The Liberals will never be the same

Andrew Coyne predicts there will be neither a coalition nor a merger, only the destruction of the Liberal party

THE CANADIAN PRESS/Nathan Denette

There are some things you say that you can never take back. It doesn’t matter whether you meant what you said. You said it, and from that moment things can never be the same. This is how it is now, I think, with the Liberal Party of Canada.

For the past several weeks, various figures, mostly on the left of the party, have been openly speculating about the possibility of forming a coalition government with the NDP after the next election. Not a mere non-aggression pact, such as the one between the Ontario Liberal and New Democratic parties 25 years ago—the object of some pointed public reminiscing by Bob Rae—but a full-blown coalition: common program of government, New Democrats in cabinet, the works.
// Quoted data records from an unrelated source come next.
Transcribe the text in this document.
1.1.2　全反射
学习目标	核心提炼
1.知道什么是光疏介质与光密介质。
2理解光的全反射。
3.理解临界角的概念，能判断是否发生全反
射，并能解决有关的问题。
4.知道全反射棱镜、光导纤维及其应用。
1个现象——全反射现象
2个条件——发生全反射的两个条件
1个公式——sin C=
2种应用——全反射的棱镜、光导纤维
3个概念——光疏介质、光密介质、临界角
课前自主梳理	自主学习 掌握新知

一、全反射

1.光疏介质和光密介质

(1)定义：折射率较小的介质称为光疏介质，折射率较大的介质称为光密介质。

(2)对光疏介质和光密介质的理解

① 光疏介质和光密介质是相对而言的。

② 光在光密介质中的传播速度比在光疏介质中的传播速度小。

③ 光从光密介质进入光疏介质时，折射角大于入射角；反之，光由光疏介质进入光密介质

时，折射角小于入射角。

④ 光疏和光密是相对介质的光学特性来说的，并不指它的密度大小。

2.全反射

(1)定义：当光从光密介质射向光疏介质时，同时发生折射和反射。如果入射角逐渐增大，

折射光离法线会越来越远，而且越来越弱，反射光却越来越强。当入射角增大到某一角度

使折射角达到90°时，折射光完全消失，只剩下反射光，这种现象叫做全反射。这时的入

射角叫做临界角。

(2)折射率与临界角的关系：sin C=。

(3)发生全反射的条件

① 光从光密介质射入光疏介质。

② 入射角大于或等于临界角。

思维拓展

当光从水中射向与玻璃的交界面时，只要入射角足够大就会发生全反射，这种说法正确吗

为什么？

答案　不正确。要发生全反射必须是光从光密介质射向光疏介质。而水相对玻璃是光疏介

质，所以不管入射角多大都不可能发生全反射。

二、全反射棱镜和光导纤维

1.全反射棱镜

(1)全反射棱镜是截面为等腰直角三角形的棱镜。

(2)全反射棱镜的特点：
This mounting fever of speculation having gone unchallenged by the leader—after much thought, Michael Ignatieff eventually allowed as how a coalition could not be ruled out, though he had appeared to do just that a year ago—it should not have been entirely surprising to find some willing to go further still. As long as we’re talking about forming a coalition after the election, why not a coalition before the election—divide up the seats, agree on a slate of candidates, the works? In which case, why not merge the parties altogether?

When the news broke that indeed such a project was being discussed, and not just by anyone, but by senior figures in both parties, including former leaders Jean Chrétien and Ed Broadbent, the general reaction was incredulity. You want us to believe a story whose only named source is Warren Kinsella? Later, when the truth of it could no longer be denied, it was derided as old news. Hadn’t Roy Romanow been talking this way for years? Yawn.

I’m sorry. When a former prime minister lets it be known that he has given up on the party he led to three majorities, and wants to merge it with another party, that is not something that can be dismissed, or forgotten. It may be unwise, it may be unworkable, but that does not mean that people in both parties—serious people, not fringe cranks—are not thinking about it, or that they will not persist in the endeavour. This cannot be without consequence. The prospect having been raised in such a spectacular fashion, it cannot be unraised. A chain of events has been set in motion, with a momentum and a logic whose endpoint, I predict, is neither coalition nor merger, but the destruction of the Liberal party.

Consider first the implications of a simple coalition—a coalition struck not in the chaotic aftermath of an indecisive election, but anticipated well in advance. For left-leaning voters tempted to stray into the NDP camp, there is no longer any reason to stick with the Liberals, as they have been traditionally admonished, just to keep the Conservatives out: the coalition can see to that now. Indeed, as Chantal Hébert has pointed out, all the more reason to vote NDP, to strengthen its hand in coalition talks. Meanwhile, right-leaning voters will consider the spectacle of a cabinet filled with the likes of Libby Davies and Pat Martin, and recoil.

The same split between left and right will be played out within the party. The Liberal party is not a party that forms coalitions. It is one. It is not a party of the left, but of the left and right: a cumbersomely broad tent that, so long as the party remained in power, or near it, could nevertheless be kept aloft. The likelihood of an extended stay in opposition, with the attendant need to define itself more sharply, could be predicted to expose the party’s divisions. But so stark a choice as a coalition-merger with the NDP is sure to crack them wide open.

And as Liberal support continues to bleed away, this can only grow worse. The left will take this as further evidence of the necessity of striking some sort of deal with the NDP. The right can be expected to push back just as hard: though it is unlikely to prevail, it can probably forestall any decision until after the election. But what are the party’s chances in an election in which it is so painfully divided?

And what is the NDP’s likely response to that calamity? It is true that it was the NDP that first approached the Liberals about a coalition, in the parliamentary crisis of November 2008. And, to be sure, the NDP has benefited handsomely from the recent resurgence of interest in the idea: it is the centre of everyone’s attention, no longer merely a party of protest but potentially taking a hand in government. But that does not mean it will remain committed to the project—or that it ever was.

I do not think it is the ambition of the present NDP leadership to play helpmate to the Grits. Their aim is to replace them. It has served their purposes to keep the coalition talk alive, not least for the mischief it causes inside the Liberal party. But if the Liberal slide continues, the Dips will have less and less incentive to agree to anything. Rather, they will raise their demands, and raise them again, until at last they walk away from the talks outright, and leave the Liberals to collapse.

It is a dismal fate for Liberals to contemplate. But by not firmly quashing any talk of coalition as soon as it got started, Ignatieff has lost control of events, as surely as he has lost control of the party. I fear it is too late now.